ハンドルやペダルのない販売車両を突然作ることになるかどうかは分かりませんが、そのことについては考えています。それは私たちの責任です。自動運転車が人々の移動を支配し、大きく変化させるとは考えていません。まずは安全性、渋滞、排出ガスの問題を解決し、そしていつかそうなるかもしれません。都市は人々が住み、働く場所を中心に構築されており、それが一夜にして変わるとは考えていません。変化させるには、非常に大きなコストがかかります。

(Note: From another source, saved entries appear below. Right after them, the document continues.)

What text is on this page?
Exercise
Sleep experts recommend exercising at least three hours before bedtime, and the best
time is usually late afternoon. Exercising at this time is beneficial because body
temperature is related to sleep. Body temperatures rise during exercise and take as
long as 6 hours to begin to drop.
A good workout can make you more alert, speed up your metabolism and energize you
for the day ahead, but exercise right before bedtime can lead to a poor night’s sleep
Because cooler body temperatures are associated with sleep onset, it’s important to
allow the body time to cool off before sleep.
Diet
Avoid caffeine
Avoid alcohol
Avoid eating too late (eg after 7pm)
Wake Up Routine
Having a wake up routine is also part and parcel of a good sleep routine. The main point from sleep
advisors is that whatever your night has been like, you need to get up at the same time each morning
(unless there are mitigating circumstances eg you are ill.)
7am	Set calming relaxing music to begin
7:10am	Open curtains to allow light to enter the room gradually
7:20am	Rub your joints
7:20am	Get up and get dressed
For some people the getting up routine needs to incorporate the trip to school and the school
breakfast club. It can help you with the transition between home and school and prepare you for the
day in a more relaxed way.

Cruiseは現在、サンフランシスコで無人配車サービスを提供しています。 夏に事故が発生し、 米国運輸省道路交通安全局(NHTSA)が調査を行っています。Cruiseでは、どのようにしてポジティブな安全文化を築いているのでしょうか?
まず第一に、すべてが監視されています。そこで何が起こっているのか、大きな謎はありません。ある出来事の詳細に立ち入ることなく、すべては常に改善できると言えるでしょう。私たちはこれらの車を運転していますが、これらの車は人間の環境の中で自動運転しています。「他の状況であれば到着までに少し時間がかかったかもしれませんが、最も安全なルートを通り、人間のドライバーとのインターフェースも思ったよりもうまく機能していました」といった苦情も受け付けます。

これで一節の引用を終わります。